Tuesday 19 April 2016

OUGD501 | PRACTICAL | DEVELOPMENT

After receiving feedback on my initial ideas, it was clear that the designs needed to be refined and focussed down. Looking on the Oculus website, they have a few images of people wearing the headset. I felt that this was a good place to start, as showing the headset on a person will connect the viewer to the product.

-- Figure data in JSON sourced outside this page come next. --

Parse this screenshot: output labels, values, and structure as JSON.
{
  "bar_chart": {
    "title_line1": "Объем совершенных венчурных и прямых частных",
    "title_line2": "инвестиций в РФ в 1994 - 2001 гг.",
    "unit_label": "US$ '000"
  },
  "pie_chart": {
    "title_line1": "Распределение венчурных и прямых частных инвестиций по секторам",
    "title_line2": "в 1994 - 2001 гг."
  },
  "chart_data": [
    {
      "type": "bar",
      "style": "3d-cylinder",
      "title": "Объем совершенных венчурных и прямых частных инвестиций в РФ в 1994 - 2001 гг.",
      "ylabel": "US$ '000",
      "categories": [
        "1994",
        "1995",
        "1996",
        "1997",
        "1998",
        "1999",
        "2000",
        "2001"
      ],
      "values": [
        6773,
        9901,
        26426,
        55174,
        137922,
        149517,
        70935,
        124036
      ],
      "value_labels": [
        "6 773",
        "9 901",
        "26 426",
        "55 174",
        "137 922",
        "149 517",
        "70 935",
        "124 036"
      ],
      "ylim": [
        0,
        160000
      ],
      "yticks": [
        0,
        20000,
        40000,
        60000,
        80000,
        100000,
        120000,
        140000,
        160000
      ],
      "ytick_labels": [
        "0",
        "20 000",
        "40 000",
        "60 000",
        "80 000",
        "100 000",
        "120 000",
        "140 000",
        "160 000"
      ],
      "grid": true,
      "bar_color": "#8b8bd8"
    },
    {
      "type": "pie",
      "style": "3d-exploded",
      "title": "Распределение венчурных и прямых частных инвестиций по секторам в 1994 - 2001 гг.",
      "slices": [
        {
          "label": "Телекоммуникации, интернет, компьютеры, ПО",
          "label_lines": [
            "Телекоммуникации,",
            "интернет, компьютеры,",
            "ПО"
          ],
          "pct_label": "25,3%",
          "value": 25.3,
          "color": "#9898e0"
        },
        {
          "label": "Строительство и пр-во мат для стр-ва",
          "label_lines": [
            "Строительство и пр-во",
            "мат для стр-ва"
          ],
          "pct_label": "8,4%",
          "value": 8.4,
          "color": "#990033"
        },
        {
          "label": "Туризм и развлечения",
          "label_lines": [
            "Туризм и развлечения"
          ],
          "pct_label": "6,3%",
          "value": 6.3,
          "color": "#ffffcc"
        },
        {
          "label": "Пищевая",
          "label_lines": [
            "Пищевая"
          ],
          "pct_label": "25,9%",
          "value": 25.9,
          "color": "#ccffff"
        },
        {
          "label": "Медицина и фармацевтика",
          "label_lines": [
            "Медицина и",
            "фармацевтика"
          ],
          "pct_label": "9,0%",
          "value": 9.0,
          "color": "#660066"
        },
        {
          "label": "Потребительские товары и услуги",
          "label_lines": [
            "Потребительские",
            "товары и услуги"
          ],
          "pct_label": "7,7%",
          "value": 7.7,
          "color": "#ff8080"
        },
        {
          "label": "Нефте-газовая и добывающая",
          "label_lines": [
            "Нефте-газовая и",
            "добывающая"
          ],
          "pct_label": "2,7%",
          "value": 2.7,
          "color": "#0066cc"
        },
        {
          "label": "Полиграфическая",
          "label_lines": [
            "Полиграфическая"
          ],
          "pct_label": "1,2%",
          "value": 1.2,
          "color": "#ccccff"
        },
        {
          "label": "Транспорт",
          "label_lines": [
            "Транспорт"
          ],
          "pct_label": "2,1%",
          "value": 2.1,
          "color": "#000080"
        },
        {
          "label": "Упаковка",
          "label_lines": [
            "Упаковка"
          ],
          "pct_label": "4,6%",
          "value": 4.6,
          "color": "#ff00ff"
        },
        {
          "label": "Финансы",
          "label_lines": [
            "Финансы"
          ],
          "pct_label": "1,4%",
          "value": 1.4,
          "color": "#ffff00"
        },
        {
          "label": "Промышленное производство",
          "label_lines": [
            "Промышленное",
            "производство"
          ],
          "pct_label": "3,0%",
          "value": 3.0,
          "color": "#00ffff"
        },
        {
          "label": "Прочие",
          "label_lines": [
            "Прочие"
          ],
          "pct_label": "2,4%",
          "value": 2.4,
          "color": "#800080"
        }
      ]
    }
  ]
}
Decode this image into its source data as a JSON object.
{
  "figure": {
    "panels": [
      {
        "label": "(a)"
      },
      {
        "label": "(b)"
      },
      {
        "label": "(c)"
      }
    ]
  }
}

With the limited amount of images available to me to create the campaign, I created some minimal designs incorporating the logo. Its essential to the campaign that a text-only poster is included, and it's crucial to have a punchy, attention grabbing tagline to mimic the techniques Apple uses. "Seeing is believing" is featured on the text-only poster as a way to entice the viewer they need to experience the Oculus Rift. The minimal composition of the poster leaves an ambiguity that lets the viewer become the speaker and the listener - as Williamson suggests “Obviously people invent and produce adverts, but apart from the fact that they are unknown and faceless, the ad in any case does not claim to speak from them, it is not their speech. Thus, there is a space, a gap left where the speaker should be; and one of the peculiar features of advertising is that we are drawn to fill that gap, so that we become both listener and speaker, subject and object.” -  (Williamson, J, 1978, Page 14). 





It's important for the images to be mocked up in a professional, appropriate, real-life setting as they are being presented as Impact Boards. The boards explain the concept, target audience, deliverables and mockups.